All of that brings us back to the Hell World book, which is due out next month through O/R Books. Much of it is comprised of pieces that’ve appeared in the Hell World newsletter, with a few companion pieces that appeared in other publications but seemed to fit the theme of the book, as well as a few new essays. It’s largely unedited from it’s original, unique format, which will probably please fans of O’Neil’s work and frustrate or confuse other people. “I think the book might be interesting and weird.
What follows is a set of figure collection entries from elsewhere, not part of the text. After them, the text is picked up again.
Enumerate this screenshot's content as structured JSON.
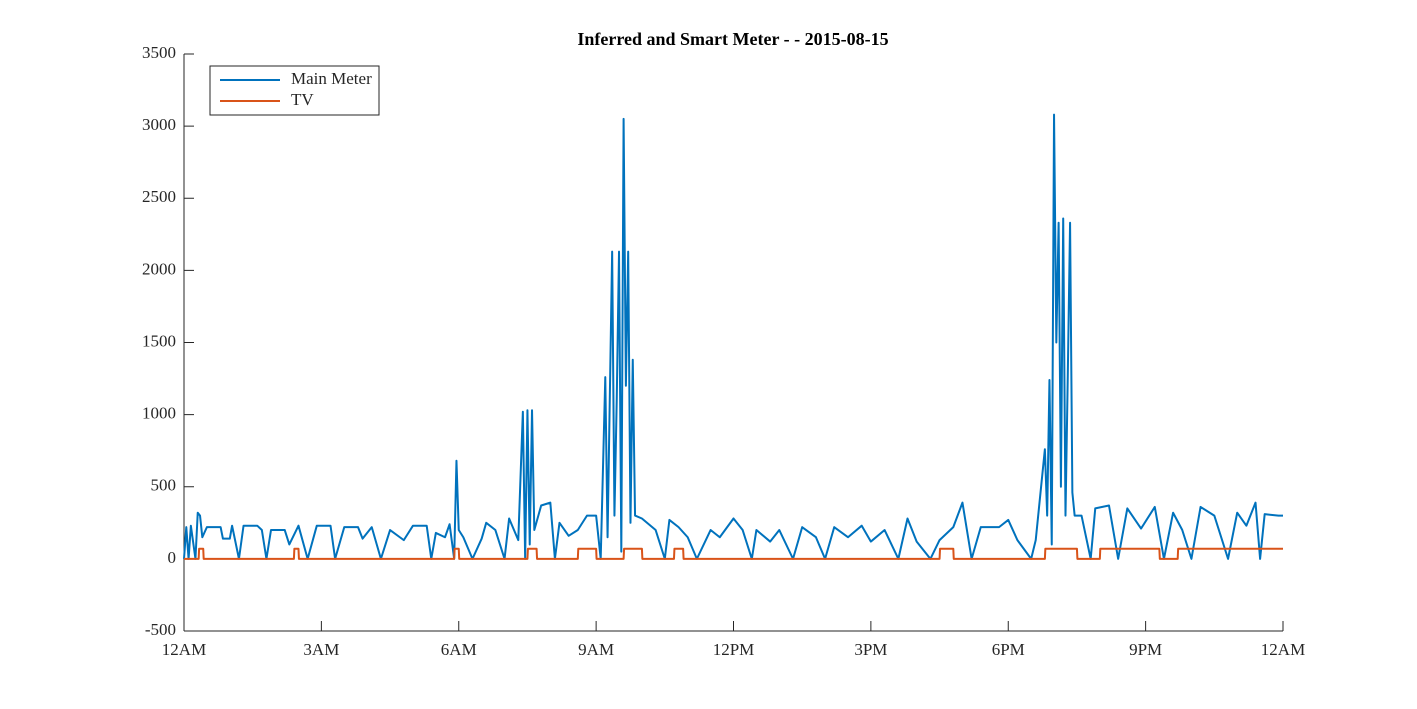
{
  "chart_data": {
    "type": "line",
    "title": "Inferred and Smart Meter -  - 2015-08-15",
    "xlim": [
      0,
      24
    ],
    "xticks": [
      {
        "value": 0,
        "label": "12AM"
      },
      {
        "value": 3,
        "label": "3AM"
      },
      {
        "value": 6,
        "label": "6AM"
      },
      {
        "value": 9,
        "label": "9AM"
      },
      {
        "value": 12,
        "label": "12PM"
      },
      {
        "value": 15,
        "label": "3PM"
      },
      {
        "value": 18,
        "label": "6PM"
      },
      {
        "value": 21,
        "label": "9PM"
      },
      {
        "value": 24,
        "label": "12AM"
      }
    ],
    "ylim": [
      -500,
      3500
    ],
    "yticks": [
      -500,
      0,
      500,
      1000,
      1500,
      2000,
      2500,
      3000,
      3500
    ],
    "grid": false,
    "legend": "upper-left",
    "series": [
      {
        "name": "Main Meter",
        "color": "#0072bd",
        "x": [
          0.0,
          0.05,
          0.1,
          0.15,
          0.25,
          0.3,
          0.35,
          0.4,
          0.5,
          0.8,
          0.85,
          1.0,
          1.05,
          1.2,
          1.3,
          1.6,
          1.7,
          1.8,
          1.9,
          2.2,
          2.3,
          2.5,
          2.7,
          2.9,
          3.2,
          3.3,
          3.5,
          3.8,
          3.9,
          4.1,
          4.3,
          4.5,
          4.8,
          5.0,
          5.3,
          5.4,
          5.5,
          5.7,
          5.8,
          5.9,
          5.95,
          6.0,
          6.1,
          6.3,
          6.5,
          6.6,
          6.8,
          7.0,
          7.1,
          7.3,
          7.4,
          7.45,
          7.5,
          7.55,
          7.6,
          7.65,
          7.8,
          8.0,
          8.1,
          8.2,
          8.4,
          8.6,
          8.8,
          9.0,
          9.1,
          9.2,
          9.25,
          9.35,
          9.4,
          9.45,
          9.5,
          9.55,
          9.6,
          9.65,
          9.7,
          9.75,
          9.8,
          9.85,
          10.0,
          10.3,
          10.5,
          10.6,
          10.8,
          11.0,
          11.2,
          11.5,
          11.7,
          12.0,
          12.2,
          12.4,
          12.5,
          12.8,
          13.0,
          13.3,
          13.5,
          13.8,
          14.0,
          14.2,
          14.5,
          14.8,
          15.0,
          15.3,
          15.6,
          15.8,
          16.0,
          16.3,
          16.5,
          16.8,
          17.0,
          17.2,
          17.4,
          17.8,
          18.0,
          18.2,
          18.5,
          18.6,
          18.8,
          18.85,
          18.9,
          18.95,
          19.0,
          19.05,
          19.1,
          19.15,
          19.2,
          19.25,
          19.3,
          19.35,
          19.4,
          19.45,
          19.6,
          19.8,
          19.9,
          20.2,
          20.4,
          20.6,
          20.9,
          21.2,
          21.4,
          21.6,
          21.8,
          22.0,
          22.2,
          22.5,
          22.8,
          23.0,
          23.2,
          23.4,
          23.5,
          23.6,
          23.9,
          24.0
        ],
        "values": [
          0,
          220,
          0,
          230,
          0,
          320,
          300,
          150,
          220,
          220,
          140,
          140,
          230,
          0,
          230,
          230,
          200,
          0,
          200,
          200,
          100,
          230,
          0,
          230,
          230,
          0,
          220,
          220,
          140,
          220,
          0,
          200,
          130,
          230,
          230,
          0,
          180,
          150,
          240,
          0,
          680,
          200,
          150,
          0,
          140,
          250,
          200,
          0,
          280,
          130,
          1020,
          0,
          1030,
          100,
          1030,
          200,
          370,
          390,
          0,
          250,
          160,
          200,
          300,
          300,
          0,
          1260,
          150,
          2130,
          300,
          1100,
          2130,
          50,
          3050,
          1200,
          2130,
          250,
          1380,
          300,
          280,
          200,
          0,
          270,
          220,
          150,
          0,
          200,
          150,
          280,
          200,
          0,
          200,
          120,
          200,
          0,
          220,
          150,
          0,
          220,
          150,
          230,
          120,
          200,
          0,
          280,
          120,
          0,
          130,
          220,
          390,
          0,
          220,
          220,
          270,
          130,
          0,
          130,
          760,
          300,
          1240,
          100,
          3080,
          1500,
          2330,
          500,
          2360,
          300,
          1270,
          2330,
          460,
          300,
          300,
          0,
          350,
          370,
          0,
          350,
          210,
          360,
          0,
          320,
          200,
          0,
          360,
          300,
          0,
          320,
          230,
          390,
          0,
          310,
          300,
          300
        ]
      },
      {
        "name": "TV",
        "color": "#d95319",
        "x": [
          0,
          0.32,
          0.33,
          0.42,
          0.43,
          2.4,
          2.41,
          2.5,
          2.51,
          5.9,
          5.91,
          6.0,
          6.01,
          7.5,
          7.51,
          7.7,
          7.71,
          8.6,
          8.61,
          9.0,
          9.01,
          9.6,
          9.61,
          10.0,
          10.01,
          10.7,
          10.71,
          10.9,
          10.91,
          16.5,
          16.51,
          16.8,
          16.81,
          18.8,
          18.81,
          19.5,
          19.51,
          20.0,
          20.01,
          21.3,
          21.31,
          21.7,
          21.71,
          24.0
        ],
        "values": [
          0,
          0,
          70,
          70,
          0,
          0,
          70,
          70,
          0,
          0,
          70,
          70,
          0,
          0,
          70,
          70,
          0,
          0,
          70,
          70,
          0,
          0,
          70,
          70,
          0,
          0,
          70,
          70,
          0,
          0,
          70,
          70,
          0,
          0,
          70,
          70,
          0,
          0,
          70,
          70,
          0,
          0,
          70,
          70
        ]
      }
    ]
  }
}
I’ve certainly never read anything like it, which can be a bad thing. I can imagine people thinking it sucks, and maybe it does, I don’t know. But it’s like a weird mix of reporting on labor and health care nightmares and police violence and also commentary on other people’s reporting on that and also really a memoir of my own struggles with mental health and physical issues” he explains.“I think it’s a weird book, and it’s either going to be weird and people will really like it, or really weird and people will think “this is garbage.” All of that is just fine with the author, himself.